In the crude models, there was no significant interaction between rs1333048 genotypes and TAC on the odds of MetS. After adjusting for age, sex, BMI and physical activity, a significant interaction was observed between rs1333048 genotypes and high L-ORAC intake on reduce odds of MetS (OR = 0.24, 95% CI = 0.06–0.94, P for interaction = 0.04). Moreover, there was no significant interaction between rs1333048 genotypes and T-ORAC and TP intake on the odds of MetS, OR = 0.28, 95% CI = 0.07–1.10, P for interaction = 0.07 and OR = 0.58, 95% CI = 0.16–2.07, P for interaction = 0.40) respiratory. Also, After adjusting for age, sex, WC and physical activity, a significant interaction was observed between rs1333048 genotypes and high H-ORAC intake on reduce odds of MetS (OR = 0.26, 95% CI = 0.06–0.99, P for interaction = 0.04).

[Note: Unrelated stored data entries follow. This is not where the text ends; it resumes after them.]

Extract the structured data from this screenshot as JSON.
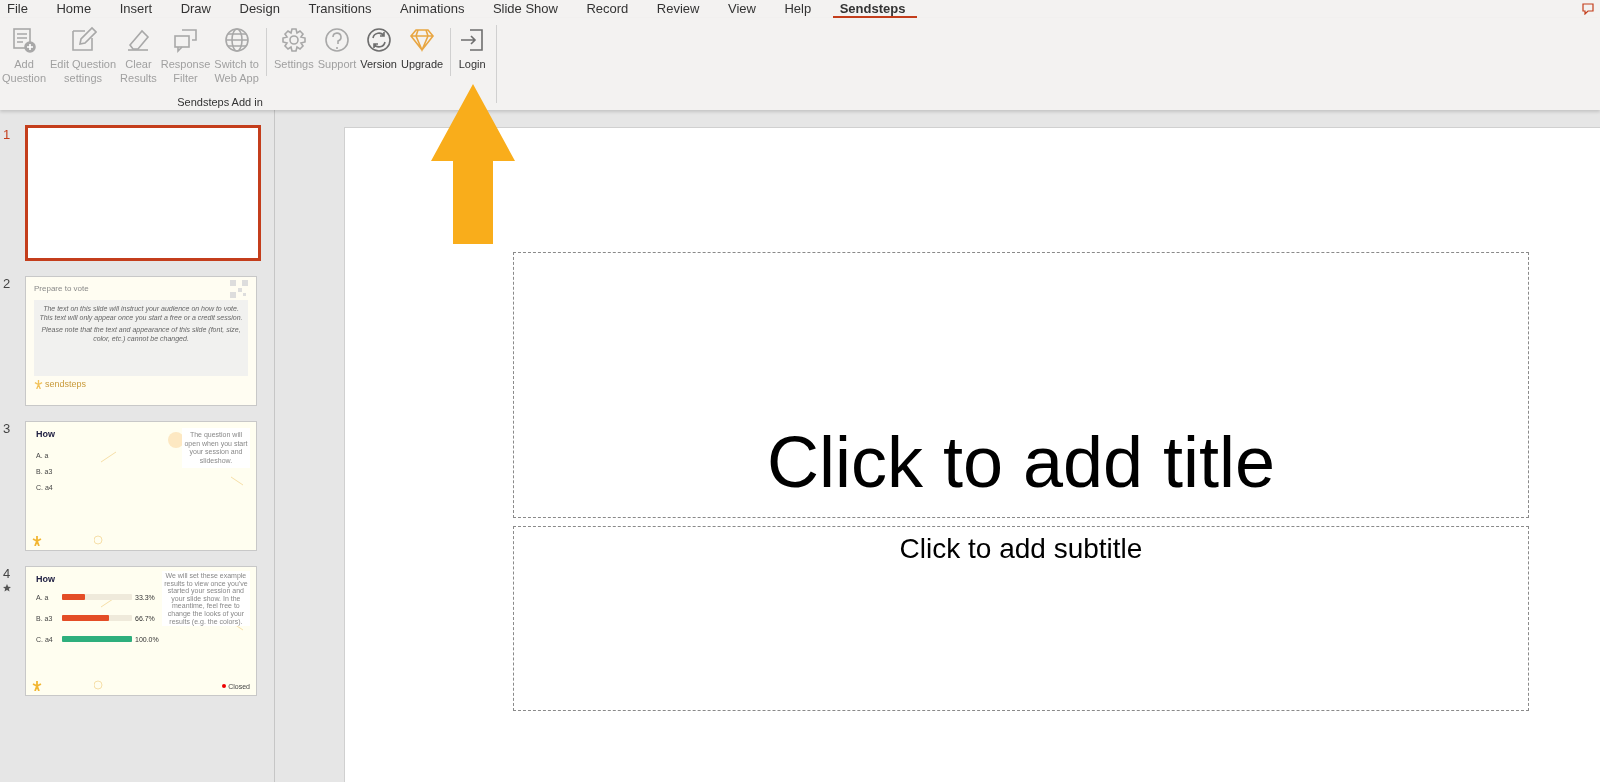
{
  "menu_tabs": [
    {
      "label": "File",
      "selected": false
    },
    {
      "label": "Home",
      "selected": false
    },
    {
      "label": "Insert",
      "selected": false
    },
    {
      "label": "Draw",
      "selected": false
    },
    {
      "label": "Design",
      "selected": false
    },
    {
      "label": "Transitions",
      "selected": false
    },
    {
      "label": "Animations",
      "selected": false
    },
    {
      "label": "Slide Show",
      "selected": false
    },
    {
      "label": "Record",
      "selected": false
    },
    {
      "label": "Review",
      "selected": false
    },
    {
      "label": "View",
      "selected": false
    },
    {
      "label": "Help",
      "selected": false
    },
    {
      "label": "Sendsteps",
      "selected": true
    }
  ],
  "ribbon": {
    "groups": [
      {
        "label": "Sendsteps Add in",
        "buttons": [
          {
            "label": "Add\nQuestion",
            "disabled": true,
            "separator_before": false
          },
          {
            "label": "Edit Question\nsettings",
            "disabled": true,
            "separator_before": false
          },
          {
            "label": "Clear\nResults",
            "disabled": true,
            "separator_before": false
          },
          {
            "label": "Response\nFilter",
            "disabled": true,
            "separator_before": false
          },
          {
            "label": "Switch to\nWeb App",
            "disabled": true,
            "separator_before": false
          },
          {
            "label": "Settings",
            "disabled": true,
            "separator_before": true
          },
          {
            "label": "Support",
            "disabled": true,
            "separator_before": false
          },
          {
            "label": "Version",
            "disabled": false,
            "separator_before": false
          },
          {
            "label": "Upgrade",
            "disabled": false,
            "separator_before": false
          },
          {
            "label": "Login",
            "disabled": false,
            "separator_before": true
          }
        ]
      }
    ]
  },
  "slides": [
    {
      "number": "1",
      "selected": true,
      "transition": false,
      "kind": "blank"
    },
    {
      "number": "2",
      "selected": false,
      "transition": false,
      "kind": "instructions",
      "title": "Prepare to vote",
      "paragraphs": [
        "The text on this slide will instruct your audience on how to vote. This text will only appear once you start a free or a credit session.",
        "Please note that the text and appearance of this slide (font, size, color, etc.) cannot be changed."
      ],
      "logo": "sendsteps"
    },
    {
      "number": "3",
      "selected": false,
      "transition": false,
      "kind": "question",
      "title": "How",
      "options": [
        {
          "letter": "A.",
          "text": "a"
        },
        {
          "letter": "B.",
          "text": "a3"
        },
        {
          "letter": "C.",
          "text": "a4"
        }
      ],
      "note": "The question will open when you start your session and slideshow."
    },
    {
      "number": "4",
      "selected": false,
      "transition": true,
      "kind": "results",
      "title": "How",
      "options": [
        {
          "letter": "A.",
          "text": "a",
          "level": 0.333,
          "reading": "33.3%",
          "color": "#e44d26"
        },
        {
          "letter": "B.",
          "text": "a3",
          "level": 0.667,
          "reading": "66.7%",
          "color": "#e44d26"
        },
        {
          "letter": "C.",
          "text": "a4",
          "level": 1,
          "reading": "100.0%",
          "color": "#2eaf7d"
        }
      ],
      "note": "We will set these example results to view once you've started your session and your slide show. In the meantime, feel free to change the looks of your results (e.g. the colors).",
      "status": "Closed"
    }
  ],
  "editor": {
    "title_placeholder": "Click to add title",
    "subtitle_placeholder": "Click to add subtitle"
  }
}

Overall, in low L-ORAC intake, percentage of MetS across AA, AC and CC genotypes were 18.9%, 12.7%, and 11.4%, respectively. Whereas, in high L-ORAC intake, were 5%, 10.1%, and 15.8% respectively. Also, in high H-ORAC intake, percentage of MetS, across AA, AC and CC genotypes was 12%, 10.9%, and 17.5% respectively (Fig. 1).

In the general linear model (GLM) analysis, the associations of rs1333048 genotypes and H-ORAC, L-ORAC, T-ORAC and TP were tested on MetS components including: TG, HDL-C, LDL-C, T-chol, WC, and BP but there was no significant difference even after controlling for BMI, sex, age and physical activity.